Well this will have to be enough, because I’m tired of typing when I should be kicking butt and making wisecracks to a cheering and clapping audience of almost all white dudes in a theater someplace called – I’m not making this up – called “Normal”.  It’s what I’m here to do, so let me do it,  You got that?  Good.  That’s all.

Oh, and one other thing – go to the website.  There, if you do as I say, you’ll not only live, you’ll get a personalized message from me that you can email to any one of your friends.  Then I won’t have to come after you.

OK Decrepit, you can have this damn thing back.  It’s got snakes in it anyway.

Snakes on my blogroll:

Categories: Movies, Reviews
  1. August 19, 2006 at 01:09 | #1

    I take it this one’s a renter eh.  Well at least Samuel gives his line: we got mutherf*ing snakes all over the mutherf*ing plane.  Man now I’m torn though, should I waste the hour and a half (not sure of run time just guessing) to see it, or should I just count myself as lucky to not having given my time to such junk? :-S

  2. August 19, 2006 at 07:46 | #2

    Yeah, there’s a guy like you in every cabin, who plays it all serious when the situation clearly calls for wisecracks.  In the movie, your character was slowly crushed by a giant python, which began eating him while he was still conscious.

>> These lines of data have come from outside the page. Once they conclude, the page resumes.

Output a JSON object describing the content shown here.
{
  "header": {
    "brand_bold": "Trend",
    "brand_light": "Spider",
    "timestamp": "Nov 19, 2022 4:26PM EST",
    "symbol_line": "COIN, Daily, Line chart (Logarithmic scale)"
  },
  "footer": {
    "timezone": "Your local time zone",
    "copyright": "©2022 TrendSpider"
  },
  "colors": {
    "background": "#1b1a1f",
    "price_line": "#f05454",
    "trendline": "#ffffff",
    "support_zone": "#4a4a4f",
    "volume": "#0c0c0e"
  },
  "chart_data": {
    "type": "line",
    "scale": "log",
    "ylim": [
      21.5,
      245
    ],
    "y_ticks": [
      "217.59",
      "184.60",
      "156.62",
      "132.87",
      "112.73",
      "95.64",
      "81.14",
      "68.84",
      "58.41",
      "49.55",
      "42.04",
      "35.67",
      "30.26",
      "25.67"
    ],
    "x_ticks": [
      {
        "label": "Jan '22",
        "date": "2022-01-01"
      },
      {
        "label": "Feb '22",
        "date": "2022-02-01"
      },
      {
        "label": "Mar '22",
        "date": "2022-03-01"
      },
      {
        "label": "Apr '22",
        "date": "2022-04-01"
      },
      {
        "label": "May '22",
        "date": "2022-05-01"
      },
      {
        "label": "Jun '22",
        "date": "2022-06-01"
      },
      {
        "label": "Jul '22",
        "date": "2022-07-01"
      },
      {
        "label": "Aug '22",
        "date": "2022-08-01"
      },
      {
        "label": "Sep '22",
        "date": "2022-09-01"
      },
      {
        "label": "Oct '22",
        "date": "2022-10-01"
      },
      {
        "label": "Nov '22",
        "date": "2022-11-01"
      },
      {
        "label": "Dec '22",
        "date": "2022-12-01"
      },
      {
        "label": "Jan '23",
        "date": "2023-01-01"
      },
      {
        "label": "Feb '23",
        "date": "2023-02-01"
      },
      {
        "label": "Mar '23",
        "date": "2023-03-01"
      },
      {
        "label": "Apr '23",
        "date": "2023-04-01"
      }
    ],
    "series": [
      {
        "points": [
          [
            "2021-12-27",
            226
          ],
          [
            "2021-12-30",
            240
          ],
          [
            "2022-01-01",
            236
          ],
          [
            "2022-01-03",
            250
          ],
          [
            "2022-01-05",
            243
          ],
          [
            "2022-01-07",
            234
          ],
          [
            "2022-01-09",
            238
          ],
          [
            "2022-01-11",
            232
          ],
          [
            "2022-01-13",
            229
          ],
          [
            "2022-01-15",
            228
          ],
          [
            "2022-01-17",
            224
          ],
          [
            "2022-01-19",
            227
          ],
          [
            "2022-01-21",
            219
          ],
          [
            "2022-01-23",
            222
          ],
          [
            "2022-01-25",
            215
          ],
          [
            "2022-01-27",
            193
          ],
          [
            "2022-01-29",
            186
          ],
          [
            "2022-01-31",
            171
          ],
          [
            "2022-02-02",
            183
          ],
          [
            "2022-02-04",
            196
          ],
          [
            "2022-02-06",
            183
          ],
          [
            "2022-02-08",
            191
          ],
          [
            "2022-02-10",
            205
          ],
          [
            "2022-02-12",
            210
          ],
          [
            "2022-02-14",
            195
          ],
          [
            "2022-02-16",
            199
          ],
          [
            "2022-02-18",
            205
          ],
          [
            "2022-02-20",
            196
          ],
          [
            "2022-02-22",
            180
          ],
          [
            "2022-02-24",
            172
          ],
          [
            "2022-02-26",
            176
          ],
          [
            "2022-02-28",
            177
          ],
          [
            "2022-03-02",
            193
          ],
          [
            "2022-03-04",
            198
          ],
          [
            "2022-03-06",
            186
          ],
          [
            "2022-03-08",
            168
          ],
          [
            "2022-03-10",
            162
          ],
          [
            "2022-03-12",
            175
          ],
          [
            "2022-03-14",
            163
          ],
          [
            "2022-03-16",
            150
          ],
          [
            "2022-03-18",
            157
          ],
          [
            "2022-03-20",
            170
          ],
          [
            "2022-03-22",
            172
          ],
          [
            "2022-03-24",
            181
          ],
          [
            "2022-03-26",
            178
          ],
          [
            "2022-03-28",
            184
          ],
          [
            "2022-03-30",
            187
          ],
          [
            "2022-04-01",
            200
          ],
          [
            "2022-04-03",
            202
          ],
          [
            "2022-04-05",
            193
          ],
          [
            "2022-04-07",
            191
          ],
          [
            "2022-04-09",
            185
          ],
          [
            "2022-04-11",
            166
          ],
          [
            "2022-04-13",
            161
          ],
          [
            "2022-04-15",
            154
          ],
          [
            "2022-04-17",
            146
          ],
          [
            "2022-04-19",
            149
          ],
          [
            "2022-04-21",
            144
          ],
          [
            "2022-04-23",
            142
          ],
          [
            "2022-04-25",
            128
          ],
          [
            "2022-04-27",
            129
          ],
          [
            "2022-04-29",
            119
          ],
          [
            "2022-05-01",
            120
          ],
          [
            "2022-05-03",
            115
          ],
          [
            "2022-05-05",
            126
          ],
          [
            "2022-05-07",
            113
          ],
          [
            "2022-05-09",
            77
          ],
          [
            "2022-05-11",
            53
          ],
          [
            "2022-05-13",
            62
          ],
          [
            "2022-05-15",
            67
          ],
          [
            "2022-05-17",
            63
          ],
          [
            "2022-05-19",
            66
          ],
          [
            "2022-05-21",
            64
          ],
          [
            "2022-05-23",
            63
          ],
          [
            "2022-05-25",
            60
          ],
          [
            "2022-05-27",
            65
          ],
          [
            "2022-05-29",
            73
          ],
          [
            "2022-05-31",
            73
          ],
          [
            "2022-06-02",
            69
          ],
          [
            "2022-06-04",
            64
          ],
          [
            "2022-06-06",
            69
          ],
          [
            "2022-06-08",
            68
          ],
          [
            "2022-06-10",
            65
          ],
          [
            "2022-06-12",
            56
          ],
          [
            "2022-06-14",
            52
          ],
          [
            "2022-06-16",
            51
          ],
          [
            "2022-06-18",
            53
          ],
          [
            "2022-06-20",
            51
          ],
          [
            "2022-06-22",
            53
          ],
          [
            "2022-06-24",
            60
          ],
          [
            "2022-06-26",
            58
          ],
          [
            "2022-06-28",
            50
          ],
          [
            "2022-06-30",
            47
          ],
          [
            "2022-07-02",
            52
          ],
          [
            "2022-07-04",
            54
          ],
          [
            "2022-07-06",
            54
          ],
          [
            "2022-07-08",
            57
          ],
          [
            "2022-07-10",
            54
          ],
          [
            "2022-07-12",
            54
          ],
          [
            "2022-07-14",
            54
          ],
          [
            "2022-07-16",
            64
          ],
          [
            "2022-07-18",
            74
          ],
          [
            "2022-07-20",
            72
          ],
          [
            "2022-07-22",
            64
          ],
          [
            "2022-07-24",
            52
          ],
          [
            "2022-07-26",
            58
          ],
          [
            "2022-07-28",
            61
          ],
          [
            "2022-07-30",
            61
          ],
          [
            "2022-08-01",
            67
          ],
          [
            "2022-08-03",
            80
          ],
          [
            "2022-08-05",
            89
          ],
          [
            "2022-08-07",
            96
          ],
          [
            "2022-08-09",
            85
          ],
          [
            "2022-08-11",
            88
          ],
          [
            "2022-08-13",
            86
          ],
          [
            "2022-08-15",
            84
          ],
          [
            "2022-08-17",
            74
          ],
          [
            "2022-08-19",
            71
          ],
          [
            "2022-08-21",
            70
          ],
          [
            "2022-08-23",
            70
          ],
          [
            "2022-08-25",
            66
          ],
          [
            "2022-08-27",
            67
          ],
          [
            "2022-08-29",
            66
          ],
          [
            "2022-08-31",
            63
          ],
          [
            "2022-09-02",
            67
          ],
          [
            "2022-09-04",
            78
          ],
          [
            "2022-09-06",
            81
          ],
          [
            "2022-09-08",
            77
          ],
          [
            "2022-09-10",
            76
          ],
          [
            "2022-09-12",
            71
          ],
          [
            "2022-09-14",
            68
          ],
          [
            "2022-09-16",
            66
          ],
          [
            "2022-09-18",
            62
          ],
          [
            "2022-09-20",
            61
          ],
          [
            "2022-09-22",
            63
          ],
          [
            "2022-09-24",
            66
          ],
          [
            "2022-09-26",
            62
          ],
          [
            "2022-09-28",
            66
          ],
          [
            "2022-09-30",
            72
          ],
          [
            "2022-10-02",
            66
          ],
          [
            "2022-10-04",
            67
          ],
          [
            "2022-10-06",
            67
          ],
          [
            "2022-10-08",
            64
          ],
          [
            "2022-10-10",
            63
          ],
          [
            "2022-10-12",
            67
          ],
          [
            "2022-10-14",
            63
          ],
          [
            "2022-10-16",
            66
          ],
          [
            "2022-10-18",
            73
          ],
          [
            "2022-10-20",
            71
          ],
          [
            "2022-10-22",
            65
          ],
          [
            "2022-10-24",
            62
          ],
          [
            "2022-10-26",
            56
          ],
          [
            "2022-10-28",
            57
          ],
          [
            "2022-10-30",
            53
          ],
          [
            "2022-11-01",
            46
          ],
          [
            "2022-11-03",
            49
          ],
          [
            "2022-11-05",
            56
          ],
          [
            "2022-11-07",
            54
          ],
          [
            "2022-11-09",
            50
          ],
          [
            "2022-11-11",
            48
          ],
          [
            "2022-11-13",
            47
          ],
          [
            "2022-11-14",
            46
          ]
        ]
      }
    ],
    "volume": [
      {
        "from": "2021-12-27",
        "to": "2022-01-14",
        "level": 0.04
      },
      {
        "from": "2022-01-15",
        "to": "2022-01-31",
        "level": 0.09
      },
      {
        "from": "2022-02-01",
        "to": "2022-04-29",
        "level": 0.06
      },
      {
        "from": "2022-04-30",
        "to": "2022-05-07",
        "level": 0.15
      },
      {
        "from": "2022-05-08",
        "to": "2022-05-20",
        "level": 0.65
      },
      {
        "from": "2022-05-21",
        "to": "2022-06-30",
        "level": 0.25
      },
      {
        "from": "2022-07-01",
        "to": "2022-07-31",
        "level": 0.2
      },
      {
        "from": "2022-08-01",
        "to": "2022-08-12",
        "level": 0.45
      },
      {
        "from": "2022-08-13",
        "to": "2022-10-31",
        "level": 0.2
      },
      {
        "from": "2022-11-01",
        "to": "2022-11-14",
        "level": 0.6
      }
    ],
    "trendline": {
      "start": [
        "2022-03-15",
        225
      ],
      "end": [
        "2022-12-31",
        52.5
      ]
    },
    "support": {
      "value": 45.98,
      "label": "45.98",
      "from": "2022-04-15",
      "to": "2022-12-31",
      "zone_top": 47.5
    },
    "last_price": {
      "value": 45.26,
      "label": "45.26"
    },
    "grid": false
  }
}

    Don’t make me put your butt down in the cargo hold, with all the snakes. :coolgrin:

  3. August 26, 2006 at 17:34 | #3

    That was one of the funniest posts that I’ve read in a very long time.  It was a good review of the movie as well.  Yet that said, I think it’s almost worth renting just to hear Samuel L. Jackson say, “We got motherfucking snakes all over the motherfucking plane.”